Smart packaging: “Hi! I am your package“
Interview with Alexander Cotte, Co-Founder and CEO of LivingPackets
The delivery service rings the doorbell but nobody is home. Recipients receive damaged products and cardboard boxes end up in the trash after just one use – these are just some e-commerce weak points and challenges that the German-French startup LivingPackets now plans to tackle. Its mission: Create a sustainable, reliable, and safe delivery solution. We asked CEO and co-founder Alexander Cotte about the challenges and the future of online retail and talked about the company’s intelligent high-tech packaging called THE BOX.
What are the weaknesses and the biggest disadvantages of traditional online shipping?
Alexander Cotte: Given an annual growth of over 20 percent, e-commerce is one of the fastest-growing global industries. Each year, nearly 100 billion parcel deliveries create tons of packaging waste. According to estimates, 700 million trees are cut each year just to make the shipping boxes used in e-commerce.
At the same time, the majority of online shoppers are unhappy with the last mile delivery performance: parcels arrive damaged, are not delivered or communication can be daunting.
And that prompted you to develop a smart packaging solution?
Four years ago, our initial team first had the idea of using travelers to deliver parcels within a day on a global basis. However, we found out during the development phase that delivery speed is not necessarily a top priority for many consumers. They are far more concerned about reliability and safety. This prompted the idea for our intelligent packaging solution called THE BOX.
What is THE BOX?
THE BOX is a robust, durable plastic packaging container. It features multiple built-in sensors (motion sensor, shock sensor, temperature and humidity sensor), an integrated scale, 4G internet service, GPS, an external display module, a built-in camera, plus an integrated microphone and speaker. Thanks to the built-in internet connection and our app, THE BOX can send real-time information about the delivery status, position, delivery safety, and a variety of other aspects. The speaker and microphone must be activated by the recipient, allowing him/her to communicate with the delivery service directly.
THE BOX has up to two liters of space in a folded state and up to 32 liters (8.5 gallons) of inside space when it’s unfolded. This allows us to cover about 80 percent of e-commerce deliveries that fall into this category. The packaging is designed as a unit with the app, making it possible for customers to monitor the status of a package and check for damages. Our goal is to give BOX users full control over their deliveries.
Why is it important for the package recipient to be able to talk with the carrier via speaker?
Right now, there are few ways for delivery persons to communicate with the package recipient. Sometimes doorbells don’t work in big cities or the recipient doesn’t hear the bell or is simply not at home at the moment. That means the parcel won’t be delivered, and the recipient has to wait at least another day, while the carrier has to return to attempt the delivery again - not a pleasant experience for both parties.

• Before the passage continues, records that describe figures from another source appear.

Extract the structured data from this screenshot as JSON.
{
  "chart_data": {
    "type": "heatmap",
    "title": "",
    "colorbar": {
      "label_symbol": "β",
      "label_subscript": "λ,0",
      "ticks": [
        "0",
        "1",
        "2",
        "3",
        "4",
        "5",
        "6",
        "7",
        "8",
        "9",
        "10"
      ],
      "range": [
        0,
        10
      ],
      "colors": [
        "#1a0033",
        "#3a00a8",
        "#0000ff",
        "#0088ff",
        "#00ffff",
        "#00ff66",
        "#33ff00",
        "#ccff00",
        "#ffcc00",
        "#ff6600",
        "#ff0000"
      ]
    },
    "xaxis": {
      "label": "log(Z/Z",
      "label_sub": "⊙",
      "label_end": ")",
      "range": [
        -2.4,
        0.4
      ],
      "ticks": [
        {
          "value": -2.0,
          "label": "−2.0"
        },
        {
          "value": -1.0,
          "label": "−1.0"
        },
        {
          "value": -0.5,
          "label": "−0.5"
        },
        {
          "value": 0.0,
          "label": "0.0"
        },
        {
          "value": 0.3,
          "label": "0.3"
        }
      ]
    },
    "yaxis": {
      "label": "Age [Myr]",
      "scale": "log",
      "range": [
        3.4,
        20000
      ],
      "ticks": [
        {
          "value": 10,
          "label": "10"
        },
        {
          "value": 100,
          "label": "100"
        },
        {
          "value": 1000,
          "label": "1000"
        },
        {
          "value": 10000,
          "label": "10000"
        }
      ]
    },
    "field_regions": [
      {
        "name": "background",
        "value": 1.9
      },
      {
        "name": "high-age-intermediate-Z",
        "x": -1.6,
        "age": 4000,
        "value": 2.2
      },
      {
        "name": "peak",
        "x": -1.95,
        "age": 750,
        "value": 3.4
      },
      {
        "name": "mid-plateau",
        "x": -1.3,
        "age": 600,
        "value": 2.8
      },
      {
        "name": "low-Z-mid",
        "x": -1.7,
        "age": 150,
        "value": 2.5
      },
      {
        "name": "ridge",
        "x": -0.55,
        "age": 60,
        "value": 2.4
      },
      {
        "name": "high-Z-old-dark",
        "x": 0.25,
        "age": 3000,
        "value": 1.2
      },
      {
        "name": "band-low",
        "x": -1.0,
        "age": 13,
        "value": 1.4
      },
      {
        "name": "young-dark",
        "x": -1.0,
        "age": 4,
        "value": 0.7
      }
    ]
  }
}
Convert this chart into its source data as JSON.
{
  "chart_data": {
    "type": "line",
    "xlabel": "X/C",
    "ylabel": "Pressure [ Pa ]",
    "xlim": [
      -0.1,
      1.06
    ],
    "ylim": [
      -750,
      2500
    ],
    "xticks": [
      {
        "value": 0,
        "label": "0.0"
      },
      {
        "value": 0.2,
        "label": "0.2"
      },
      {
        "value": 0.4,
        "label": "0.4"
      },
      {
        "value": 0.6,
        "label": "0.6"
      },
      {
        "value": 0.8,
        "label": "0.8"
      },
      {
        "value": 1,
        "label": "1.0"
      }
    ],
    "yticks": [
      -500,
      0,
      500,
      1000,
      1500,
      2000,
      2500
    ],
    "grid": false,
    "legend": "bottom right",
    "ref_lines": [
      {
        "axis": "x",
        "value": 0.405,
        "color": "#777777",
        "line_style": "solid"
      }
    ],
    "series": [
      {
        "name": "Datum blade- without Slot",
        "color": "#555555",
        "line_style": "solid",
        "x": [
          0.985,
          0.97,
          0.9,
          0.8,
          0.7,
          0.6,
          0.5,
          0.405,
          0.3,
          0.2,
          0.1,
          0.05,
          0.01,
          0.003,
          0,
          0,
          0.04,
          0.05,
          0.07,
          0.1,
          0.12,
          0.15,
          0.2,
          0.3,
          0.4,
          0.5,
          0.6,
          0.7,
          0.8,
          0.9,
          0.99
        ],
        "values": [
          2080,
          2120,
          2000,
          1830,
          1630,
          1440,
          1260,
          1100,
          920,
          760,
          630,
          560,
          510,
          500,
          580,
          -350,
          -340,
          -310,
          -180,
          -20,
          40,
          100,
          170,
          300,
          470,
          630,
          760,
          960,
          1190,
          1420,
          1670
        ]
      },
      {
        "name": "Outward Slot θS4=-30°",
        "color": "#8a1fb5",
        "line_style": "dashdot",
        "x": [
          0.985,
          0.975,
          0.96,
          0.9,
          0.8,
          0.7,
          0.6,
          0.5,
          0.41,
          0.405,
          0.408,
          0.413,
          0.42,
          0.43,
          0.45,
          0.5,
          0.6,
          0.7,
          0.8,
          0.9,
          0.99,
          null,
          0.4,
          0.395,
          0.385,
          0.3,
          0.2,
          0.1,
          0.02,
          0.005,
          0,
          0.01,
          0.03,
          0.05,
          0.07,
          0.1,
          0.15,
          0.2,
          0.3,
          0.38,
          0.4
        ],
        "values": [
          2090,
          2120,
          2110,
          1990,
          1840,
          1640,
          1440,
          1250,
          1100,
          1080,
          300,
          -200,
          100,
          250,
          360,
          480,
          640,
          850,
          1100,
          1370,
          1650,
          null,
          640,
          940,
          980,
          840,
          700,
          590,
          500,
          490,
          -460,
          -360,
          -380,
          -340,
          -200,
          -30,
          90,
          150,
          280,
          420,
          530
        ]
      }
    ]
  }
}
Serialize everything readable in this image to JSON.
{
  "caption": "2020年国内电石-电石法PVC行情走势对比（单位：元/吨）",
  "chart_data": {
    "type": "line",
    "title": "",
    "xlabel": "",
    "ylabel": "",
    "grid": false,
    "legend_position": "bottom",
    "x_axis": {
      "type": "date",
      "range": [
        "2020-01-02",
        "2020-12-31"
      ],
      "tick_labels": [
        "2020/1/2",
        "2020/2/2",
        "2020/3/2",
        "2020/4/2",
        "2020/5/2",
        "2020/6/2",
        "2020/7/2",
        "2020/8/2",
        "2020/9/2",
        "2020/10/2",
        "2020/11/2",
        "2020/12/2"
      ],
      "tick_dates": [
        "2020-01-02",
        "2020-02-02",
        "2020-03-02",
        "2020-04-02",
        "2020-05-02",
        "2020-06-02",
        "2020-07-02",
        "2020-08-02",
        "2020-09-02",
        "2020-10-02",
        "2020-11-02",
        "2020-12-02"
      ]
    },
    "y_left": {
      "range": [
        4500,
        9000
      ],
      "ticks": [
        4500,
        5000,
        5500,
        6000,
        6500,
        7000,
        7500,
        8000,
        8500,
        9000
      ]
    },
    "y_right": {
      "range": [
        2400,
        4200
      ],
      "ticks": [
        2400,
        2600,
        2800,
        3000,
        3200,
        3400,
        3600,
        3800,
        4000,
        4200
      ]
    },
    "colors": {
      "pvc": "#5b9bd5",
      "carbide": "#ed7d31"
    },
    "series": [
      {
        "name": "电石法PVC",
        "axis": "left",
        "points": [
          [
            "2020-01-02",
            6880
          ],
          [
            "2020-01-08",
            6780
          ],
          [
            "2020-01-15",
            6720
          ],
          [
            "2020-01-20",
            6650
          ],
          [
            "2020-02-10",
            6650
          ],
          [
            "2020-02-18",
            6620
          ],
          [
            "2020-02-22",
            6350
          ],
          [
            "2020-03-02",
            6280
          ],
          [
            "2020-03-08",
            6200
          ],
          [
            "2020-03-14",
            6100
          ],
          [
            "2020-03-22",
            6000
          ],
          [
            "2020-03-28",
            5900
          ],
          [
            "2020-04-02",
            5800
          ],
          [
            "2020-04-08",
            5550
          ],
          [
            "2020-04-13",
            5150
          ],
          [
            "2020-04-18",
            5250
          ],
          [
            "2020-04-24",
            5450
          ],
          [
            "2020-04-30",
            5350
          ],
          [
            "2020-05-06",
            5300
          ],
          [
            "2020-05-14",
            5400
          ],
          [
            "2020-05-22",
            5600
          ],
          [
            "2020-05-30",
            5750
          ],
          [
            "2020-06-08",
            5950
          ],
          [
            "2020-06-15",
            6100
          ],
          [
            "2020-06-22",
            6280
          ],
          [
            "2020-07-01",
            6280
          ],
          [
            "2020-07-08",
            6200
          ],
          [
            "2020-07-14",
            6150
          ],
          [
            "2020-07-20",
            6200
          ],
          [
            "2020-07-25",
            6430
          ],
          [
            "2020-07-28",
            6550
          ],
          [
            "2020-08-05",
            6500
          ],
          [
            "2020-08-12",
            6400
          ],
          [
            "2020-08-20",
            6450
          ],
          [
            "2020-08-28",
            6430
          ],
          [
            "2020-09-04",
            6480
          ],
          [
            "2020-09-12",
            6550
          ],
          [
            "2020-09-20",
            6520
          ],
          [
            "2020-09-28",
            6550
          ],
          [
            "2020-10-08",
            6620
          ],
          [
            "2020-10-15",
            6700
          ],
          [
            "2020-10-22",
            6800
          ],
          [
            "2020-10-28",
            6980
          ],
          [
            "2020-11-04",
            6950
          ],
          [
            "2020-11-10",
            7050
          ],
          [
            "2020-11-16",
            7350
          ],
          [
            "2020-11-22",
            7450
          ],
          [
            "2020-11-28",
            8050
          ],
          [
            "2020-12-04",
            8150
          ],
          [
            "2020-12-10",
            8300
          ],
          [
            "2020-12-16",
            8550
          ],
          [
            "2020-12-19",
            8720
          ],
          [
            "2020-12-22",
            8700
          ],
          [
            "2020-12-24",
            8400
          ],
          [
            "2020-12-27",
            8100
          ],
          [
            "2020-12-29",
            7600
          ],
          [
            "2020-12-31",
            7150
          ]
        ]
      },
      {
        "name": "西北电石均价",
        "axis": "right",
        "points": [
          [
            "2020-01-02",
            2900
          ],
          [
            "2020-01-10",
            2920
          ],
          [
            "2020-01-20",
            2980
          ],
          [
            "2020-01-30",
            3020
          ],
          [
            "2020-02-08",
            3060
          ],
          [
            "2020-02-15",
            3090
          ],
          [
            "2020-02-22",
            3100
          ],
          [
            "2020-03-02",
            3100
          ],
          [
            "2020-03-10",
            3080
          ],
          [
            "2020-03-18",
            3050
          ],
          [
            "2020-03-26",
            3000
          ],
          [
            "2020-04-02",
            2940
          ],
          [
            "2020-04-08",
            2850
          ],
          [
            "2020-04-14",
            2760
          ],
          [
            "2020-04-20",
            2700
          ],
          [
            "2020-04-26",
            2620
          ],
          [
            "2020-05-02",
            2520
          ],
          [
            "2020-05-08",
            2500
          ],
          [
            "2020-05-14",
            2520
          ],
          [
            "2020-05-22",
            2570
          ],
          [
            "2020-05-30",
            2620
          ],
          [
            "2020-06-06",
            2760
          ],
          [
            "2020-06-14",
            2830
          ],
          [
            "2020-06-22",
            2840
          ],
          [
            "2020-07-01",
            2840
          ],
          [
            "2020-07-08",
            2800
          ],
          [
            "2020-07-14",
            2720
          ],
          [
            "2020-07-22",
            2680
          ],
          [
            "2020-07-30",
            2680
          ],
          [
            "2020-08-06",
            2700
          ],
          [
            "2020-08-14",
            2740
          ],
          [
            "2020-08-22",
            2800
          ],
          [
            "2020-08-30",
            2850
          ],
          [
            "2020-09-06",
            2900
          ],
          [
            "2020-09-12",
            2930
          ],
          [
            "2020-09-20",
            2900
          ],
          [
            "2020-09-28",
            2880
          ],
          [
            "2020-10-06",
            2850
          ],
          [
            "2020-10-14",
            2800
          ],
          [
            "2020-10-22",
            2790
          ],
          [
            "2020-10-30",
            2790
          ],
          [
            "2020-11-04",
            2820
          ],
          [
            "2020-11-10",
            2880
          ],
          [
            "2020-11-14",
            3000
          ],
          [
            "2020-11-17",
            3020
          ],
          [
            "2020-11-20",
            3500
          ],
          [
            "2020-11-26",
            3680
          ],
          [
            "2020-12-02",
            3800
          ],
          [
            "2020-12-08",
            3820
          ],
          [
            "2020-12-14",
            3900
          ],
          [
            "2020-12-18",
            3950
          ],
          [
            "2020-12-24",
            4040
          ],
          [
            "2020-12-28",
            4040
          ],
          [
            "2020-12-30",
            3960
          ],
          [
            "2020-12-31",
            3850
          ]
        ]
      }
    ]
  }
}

We wondered how we could improve this weak link in the supply chain. We concluded that the microphone and speaker are a great way for the recipient and the delivery service to communicate via the app. We also make our app available to logistics companies, which enables them to not only communicate via THE BOX but also via a mobile device.
How does THE BOX differ from a conventional cardboard box as far as sustainability is concerned?
The manufacturing process for THE BOX is initially more elaborate and sophisticated compared to a standard cardboard box. That’s because it is more robust and durable and features multiple sensors and an extended life battery. However, these features allow you to use the same container for hundreds and even thousands of deliveries, making it drastically more sustainable than any conventional packaging.
Data from an as yet unpublished French study shows that 1000 cardboard box deliveries produce about 902kg of carbon dioxide (CO2), while THE BOX only produces a mere 237kg. That means it saves an average of 665kg in CO2 emission per 1000 deliveries. This statistic has also taken all factors such as logistics, production, repairs, and other aspects into account.
A look into the future: What changes will we see in online retail in the long run?
Both the EU and the UN are very interested in establishing circular economy approaches aimed at eliminating waste and the continual use of resources in various areas of the economy and society. Our company also strives to develop a sustainable, circular system as an alternative to single-use packaging. This would prevent millions of tons of plastic from entering the oceans, and eliminate cardboard boxes that can only be circulated a few times before they are used up. Instead, reusable packaging would become circular solutions that conserve and protect precious natural resources on a continuous basis. Having said that, we still have a long way to go to meet reuse goals on a global level.